There were also other improvements, too many to mention.

In those 25 years, before the coming of the Rahebs, we saw the establishment of MCAST and ITS as part of a modern, long-term based educational policy to cater for the new industries being attracted to the country. A first time research department was set up at the University of Malta. New schools were built, one every year. Students received free software and scholarships.

In the energy sector, all you heard from Raheb Żeppi was his take on the BWSC power station – that it was a “cancer factory”. But when he was given the power to remedy the problem, he simply sold it outright to the Chinese to continue operating it by using the same heavy fuel, the only difference being that these new foreign owners of one third of the national grid were given a minimum public guaranteed profit on their investment.  

The second Sicily interconnector idea is now an “innovative, ground-breaking step towards de-carbonisation” according to Raheb Bertu. The first interconnector was only useful to him as a fake alibi for scores of blackouts until the blackout summer of 2023, when instead he blamed the sun and the rain.

Next time you address your faithful followers, Bertu of Ragusa, do not be dishonest towards Gonzi- Eddie Aquilina

Rahebs are not good at knowing that infrastructure needs upgrading when the demand increases.

The second Gladiator film and €143 million of our taxes, we are told, are now “creating 1,700 full-time positions” in a new film industry. In per capita terms, that is like an €85,000 subsidy spent on each one of these supposed new jobs. And just take their word that it’s a fantastic one-for-three-euro investment.

How does this compare to the thousands of subsidy-free quality jobs created in the pharmaceutical industry and financial services field during the pre-2013 years? 

Wasteserv was created to initiate the first attempts at recycling waste. Before 1987, all building and domestic-produced waste was simply dumped in a pile along the Salina coast road. That’s how the Magħtab landfill and its smells came to be.

In the health sector, the Fenech Adami/Gonzi administrations built and opened up the new modern and public Mater Dei Hospital for business, at the same cost that the Muscat/Abela administration spent on a new toilet at the still defunct St Luke’s Hospital.
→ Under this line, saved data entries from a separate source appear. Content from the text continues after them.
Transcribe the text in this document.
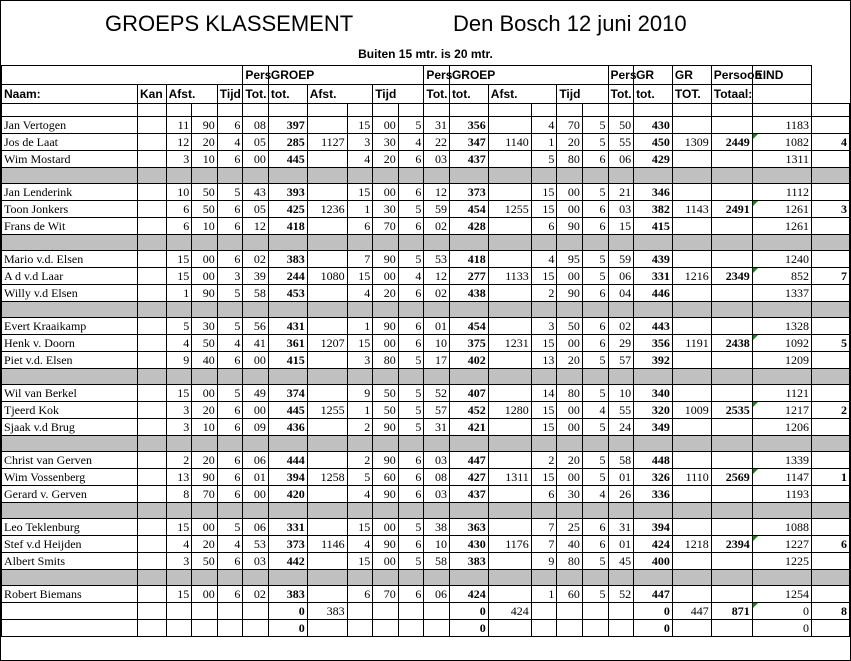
GROEPS KLASSEMENT	Den Bosch 12 juni 2010
Buiten 15 mtr. is 20 mtr.
					Pers	GROEP					Pers	GROEP					Pers	GR	GR	Persoon	EIND	
Naam:	Kan	Afst.		Tijd	Tot.	tot.	Afst.		Tijd		Tot.	tot.	Afst.		Tijd		Tot.	tot.	TOT.	Totaal:		

Jan Vertogen		11	90	6	08	397		15	00	5	31	356		4	70	5	50	430			1183	
Jos de Laat		12	20	4	05	285	1127	3	30	4	22	347	1140	1	20	5	55	450	1309	2449	1082	4
Wim Mostard		3	10	6	00	445		4	20	6	03	437		5	80	6	06	429			1311	

Jan Lenderink		10	50	5	43	393		15	00	6	12	373		15	00	5	21	346			1112	
Toon Jonkers		6	50	6	05	425	1236	1	30	5	59	454	1255	15	00	6	03	382	1143	2491	1261	3
Frans de Wit		6	10	6	12	418		6	70	6	02	428		6	90	6	15	415			1261	

Mario v.d. Elsen		15	00	6	02	383		7	90	5	53	418		4	95	5	59	439			1240	
A d v.d Laar		15	00	3	39	244	1080	15	00	4	12	277	1133	15	00	5	06	331	1216	2349	852	7
Willy v.d Elsen		1	90	5	58	453		4	20	6	02	438		2	90	6	04	446			1337	

Evert Kraaikamp		5	30	5	56	431		1	90	6	01	454		3	50	6	02	443			1328	
Henk v. Doorn		4	50	4	41	361	1207	15	00	6	10	375	1231	15	00	6	29	356	1191	2438	1092	5
Piet v.d. Elsen		9	40	6	00	415		3	80	5	17	402		13	20	5	57	392			1209	

Wil van Berkel		15	00	5	49	374		9	50	5	52	407		14	80	5	10	340			1121	
Tjeerd Kok		3	20	6	00	445	1255	1	50	5	57	452	1280	15	00	4	55	320	1009	2535	1217	2
Sjaak v.d Brug		3	10	6	09	436		2	90	5	31	421		15	00	5	24	349			1206	

Christ van Gerven		2	20	6	06	444		2	90	6	03	447		2	20	5	58	448			1339	
Wim Vossenberg		13	90	6	01	394	1258	5	60	6	08	427	1311	15	00	5	01	326	1110	2569	1147	1
Gerard v. Gerven		8	70	6	00	420		4	90	6	03	437		6	30	4	26	336			1193	

Leo Teklenburg		15	00	5	06	331		15	00	5	38	363		7	25	6	31	394			1088	
Stef v.d Heijden		4	20	4	53	373	1146	4	90	6	10	430	1176	7	40	6	01	424	1218	2394	1227	6
Albert Smits		3	50	6	03	442		15	00	5	58	383		9	80	5	45	400			1225	

Robert Biemans		15	00	6	02	383		6	70	6	06	424		1	60	5	52	447			1254	
						0	383					0	424					0	447	871	0	8
						0						0						0			0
The transfer of hundreds of patients from St Luke’s to Mater Dei took only a few weeks and went without incident.

Three new major sewage treatments plants were built – Malta North (Ċumnija), Malta South (Ta’ Barkat) and Gozo (Ras il-Ħobz), which gave the sea around Malta a clean bill of health.

Today, the recent unsustainable 25 per cent increase in the population shows the Rahebs’ ignorance about what quality of life actually is. This summer, Balluta Bay, for example, was shut down for the whole season because of serious sewage pollution.
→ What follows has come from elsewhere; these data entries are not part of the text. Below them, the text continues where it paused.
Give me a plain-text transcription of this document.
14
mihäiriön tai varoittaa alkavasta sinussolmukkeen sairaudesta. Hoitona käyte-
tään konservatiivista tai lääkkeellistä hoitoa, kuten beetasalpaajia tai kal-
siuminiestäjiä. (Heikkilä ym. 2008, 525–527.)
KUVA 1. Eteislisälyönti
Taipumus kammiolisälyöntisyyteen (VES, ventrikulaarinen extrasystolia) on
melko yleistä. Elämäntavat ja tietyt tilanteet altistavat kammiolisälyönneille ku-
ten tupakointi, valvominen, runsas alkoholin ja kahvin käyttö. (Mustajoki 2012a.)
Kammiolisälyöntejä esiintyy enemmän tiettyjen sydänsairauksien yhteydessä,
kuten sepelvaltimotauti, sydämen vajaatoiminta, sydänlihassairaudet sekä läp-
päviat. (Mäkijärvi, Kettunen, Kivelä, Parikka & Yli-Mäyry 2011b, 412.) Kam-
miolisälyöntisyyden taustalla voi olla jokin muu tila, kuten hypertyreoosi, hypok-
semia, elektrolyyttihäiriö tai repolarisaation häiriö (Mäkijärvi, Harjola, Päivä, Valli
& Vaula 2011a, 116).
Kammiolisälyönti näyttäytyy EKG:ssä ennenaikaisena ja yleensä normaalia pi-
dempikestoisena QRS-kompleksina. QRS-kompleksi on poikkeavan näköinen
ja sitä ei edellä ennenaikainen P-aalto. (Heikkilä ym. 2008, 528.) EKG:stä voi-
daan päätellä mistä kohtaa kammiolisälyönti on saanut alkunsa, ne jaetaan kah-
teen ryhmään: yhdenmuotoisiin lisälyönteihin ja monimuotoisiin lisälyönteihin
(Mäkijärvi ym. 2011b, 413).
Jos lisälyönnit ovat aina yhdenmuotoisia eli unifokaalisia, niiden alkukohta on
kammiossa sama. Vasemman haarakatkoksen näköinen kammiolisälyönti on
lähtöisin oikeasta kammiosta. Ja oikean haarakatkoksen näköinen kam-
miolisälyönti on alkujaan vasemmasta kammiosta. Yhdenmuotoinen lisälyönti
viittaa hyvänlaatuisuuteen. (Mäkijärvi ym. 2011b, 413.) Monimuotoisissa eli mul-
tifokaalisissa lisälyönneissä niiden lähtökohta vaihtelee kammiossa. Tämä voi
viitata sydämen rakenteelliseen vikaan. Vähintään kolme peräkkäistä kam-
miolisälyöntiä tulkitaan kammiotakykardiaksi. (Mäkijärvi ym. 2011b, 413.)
We became a member of the European Union despite the Rahebs’ divine attempts to oppose the move. They then quickly converted when they saw an opportunity of getting their holy hands on the successful financial package, which the Gonzi team negotiated with the EU.

Public sector employment during these years was skinned down. Gonzi as prime minister did not employ 73 political agents as his own personal “persons of trust”.  

What you are not being told is that during the period 1987 to 2013, Malta changed from a third world country aligned to dictators like Kim Il Sung, Ceaușescu and Gaddafi, into a fully fledged and credible European member country with proven democratic credentials.

Eddie AquilinaEddie Aquilina

Next time you address your faithful followers, Bertu of Ragusa, as you recently did in Marsaxlokk, do not be dishonest towards Gonzi. If you want to know what a gentleman he was and still is, ask my friend, your father – he knows him well.